Mas seus 400.000 habitantes não viram muito da cor verde dos petrodólares.

O povo cabinda nunca beneficiou do seu petróleo”, denuncia o advogado pró-independência Arao Bula Tempo. ”A taxa de desemprego é de 88% e as únicas infraestruturas existentes datam da colonização. Angola não faz nada aqui”.

Assim que sai do aeroporto da capital Cabinda, o estado das estradas diz mais do que falar. Por falta de fluxo, eles são inundados com a menor tempestade. Na cidade, muitos bairros estão privados de energia elétrica, água encanada e saneamento.

Em novembro, o Sr. Lourenço presidiu a uma reunião descentralizada do Conselho de Ministros em Cabinda. ”Vou acompanhar pessoalmente todos os projectos de Cabinda para que, nos próximos anos, possa melhorar a situação”, prometeu.

Para ouvir seus habitantes, essas foram apenas belas palavras.

O governo promete-nos regularmente novas infra-estruturas, mas são apenas mentiras”, acusa Carlos Vemba, secretário-geral do MIC.

Mas a luta continua”, continua, ”tudo faremos para defender a nossa independência”.

Para o Sr. Vemba e seus ativistas, a “luta” passou pela caixa da prisão. Duas semanas para ele. Até três meses para cerca de quarenta outros, finalmente liberados sem a menor carga.

– ‘Aberto ao diálogo’ –

A situação política é catastrófica porque o governo angolano não quer falar connosco”, lamenta Alexandre Kwang N’sito, da Associação para o Desenvolvimento da Cultura e dos Direitos Humanos (ADCDH).

Diálogo com todos os partidos da oposição”, retruca o governador da província, Eugenio Laborinho.

A situação está calma e controlada”, continua. “Há um pouco de agitação social em torno do desemprego, mas isso é tudo.
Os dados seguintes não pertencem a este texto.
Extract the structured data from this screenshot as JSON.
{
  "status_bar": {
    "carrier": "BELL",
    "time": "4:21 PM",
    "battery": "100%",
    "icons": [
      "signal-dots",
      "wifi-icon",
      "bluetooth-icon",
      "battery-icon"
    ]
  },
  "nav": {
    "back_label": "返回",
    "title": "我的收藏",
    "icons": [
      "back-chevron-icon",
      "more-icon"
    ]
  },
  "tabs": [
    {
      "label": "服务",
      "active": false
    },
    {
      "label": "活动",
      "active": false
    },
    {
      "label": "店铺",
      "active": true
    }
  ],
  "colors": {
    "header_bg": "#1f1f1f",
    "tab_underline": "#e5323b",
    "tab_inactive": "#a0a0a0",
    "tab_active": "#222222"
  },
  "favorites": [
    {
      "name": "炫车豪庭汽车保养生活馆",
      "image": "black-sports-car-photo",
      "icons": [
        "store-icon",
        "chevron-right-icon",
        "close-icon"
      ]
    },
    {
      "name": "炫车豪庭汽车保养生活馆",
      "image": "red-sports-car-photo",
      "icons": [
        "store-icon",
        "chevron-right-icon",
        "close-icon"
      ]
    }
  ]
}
Todo mundo diz Flec, Flec, Flec, mas eu nunca o vi.

A Frente afirma regularmente matar soldados em emboscadas que as autoridades em Luanda procuram nunca confirmar, tornando quase impossível qualquer verificação.

Nos últimos anos, no entanto, os anúncios de vitória de Flec tornaram-se mais raros.

A nossa vontade de defender Cabinda da colonização angolana está intacta”, garante o porta-voz da Flec, Jean-Claude Nitza. ”Estamos abertos ao diálogo mas o governo de Luanda não quer negociar uma solução que o obrigue a reconhecer os direitos do povo cabinda”.

Como último recurso, o Flec acaba de pedir a mediação do Presidente da vizinha República Democrática do Congo, Félix Tshisekedi. A sua proposta ainda não obteve resposta, nem em Kinshasa nem em Luanda.